Dillere ve kültürlere düşmanlık yapan baş nasıl bir baştır? “Pêşî Peya (Önce Yaya)” kelamını yasaklamaya karar verenler neyi elde etmek istiyor? Müzik ve dans zıtlığı nereden çıktı? Ben daha evvel kolonyalist zihniyetin sahiplerinin Kürtleri kendilerine nazaran ehlileştirmek istediklerini düşünürdüm. Lakin görünen o ki bu yeni aklın (!) sahipleri Kürtlerin ruhunu alttan alta yok etmek istiyor. Bu akıl onları nereye götürür bilmiyorum lakin bildiğim bir şey var ki o da Kürtlerin müziklerinden ve halaylarından asla vazgeçmeyecekler. Bu yapılanlar yalnızca toplumlar ortasındaki düşmanlığı ve zıtlığı artırır, o da bir ortada yaşama imkanını zayıflatır. Bu nedenle bu aksiyonlara karşı durmak ve direnmek her onurlu insanın vazifesidir.
Aslında yazımın konusu bu değildi. 46. “Doğru Yazım İçin Kürtçe-Türkçe Sözlük” çalıştayındaki notlarımdan kimilerini sizlere sunmak istiyorum. Lakin bu yapılanlara sessiz kalmak da mümkün değil. Birkaç yıldır Mezopotamya Vakfı çatısı altında, üstte bahsedilen kelamlık üzerinde çalıştaylar yapıyoruz. Bu çalıştaylar bazen yüz yüze, bazen de zoom üzerinden gerçekleşiyor. Bu çalışmanın hedefi, biri standart olarak önerilen söz olmak üzere, sözcüğün bütün varyantlarını kapsayan bir yanlışsız yazım sözlüğü hazırlamaktır. Her çalıştay birkaç gün sürer, her söz üzerinde uzun vadeli tartışmalar ve tartışmalar yapılır. Bu tartışmalarda bazen değişik şeyler ortaya çıkıyor. Ben de 46. çalıştayda kimi notlar aldım, sizlere sunmak istiyorum.

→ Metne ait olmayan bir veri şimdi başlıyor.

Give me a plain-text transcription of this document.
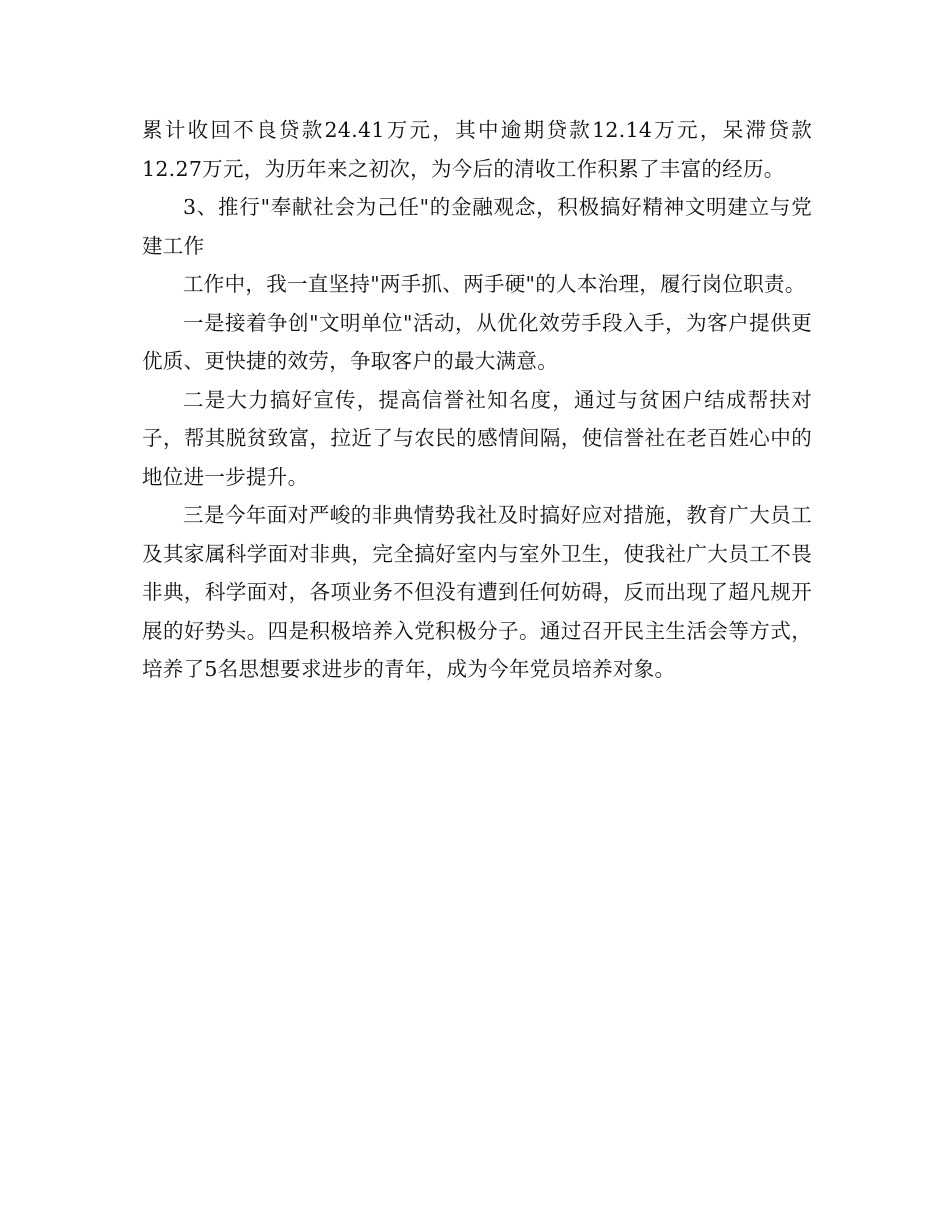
累计收回不良贷款24.41万元，其中逾期贷款12.14万元，呆滞贷款12.27万元，为历年来之初次，为今后的清收工作积累了丰富的经历。

3、推行"奉献社会为己任"的金融观念，积极搞好精神文明建立与党建工作

工作中，我一直坚持"两手抓、两手硬"的人本治理，履行岗位职责。

一是接着争创"文明单位"活动，从优化效劳手段入手，为客户提供更优质、更快捷的效劳，争取客户的最大满意。

二是大力搞好宣传，提高信誉社知名度，通过与贫困户结成帮扶对子，帮其脱贫致富，拉近了与农民的感情间隔，使信誉社在老百姓心中的地位进一步提升。

三是今年面对严峻的非典情势我社及时搞好应对措施，教育广大员工及其家属科学面对非典，完全搞好室内与室外卫生，使我社广大员工不畏非典，科学面对，各项业务不但没有遭到任何妨碍，反而出现了超凡规开展的好势头。四是积极培养入党积极分子。通过召开民主生活会等方式，培养了5名思想要求进步的青年，成为今年党员培养对象。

Örneğin, çok-evlilikle ilgili bu atasözü tabir bana farklı geldi:
* Mêrê dujin çû ji bin. (Mêrê dujin lisana kun kun.)
İki bayanla evli olmanın zahmetini lisana getiriyor, muhtemelen söyleyeni bir erkek.
Sadece bu atasözü değil, Behdînan bölgesinde çocuklar için söylenen sayılarla ilgili bu manzume de not aldıklarım ortasında.
Êk û du rabin zû
Sê û çar bû bihar
Pênc û şeş çenda xweş
Heft û heşt bû biheşt
Neh û deh sal û meh
Tatlılar kelam konusu olduğunda, kadayıf ve baklava üzere birkaç tatlı çeşidi akla geliyor. Bir de îsotçuların ismine “şıllık tatlısı” dedikleri “şilikî” var. Aslında bu şilikî tatlısı loş ekmeğin doğranan üstüne pekmez dökülmesi ile elde edilir. Şeker bu kadar yaygınlaşmadan evvel pekmez tatlıların vazgeçilmez bileşiniyidi. Örneğin kışın vazgeçilmezi olan “berfedims/berfmot” da karın üzerine pekmez dökülmesi ile elde edilir. Daha evvel Yusuf Ziyaeddin Paşa’nın sözlüğünde “carîr” sözünden bahsetmiştik. Yusuf Ziyaeddin Paşa’nın sözlüğünde geçen bu tatlının Hakkâri yöresindeki ismi “gozebez”dir. Bu tatlıcı ceviziçi ve baldan yapılıyor.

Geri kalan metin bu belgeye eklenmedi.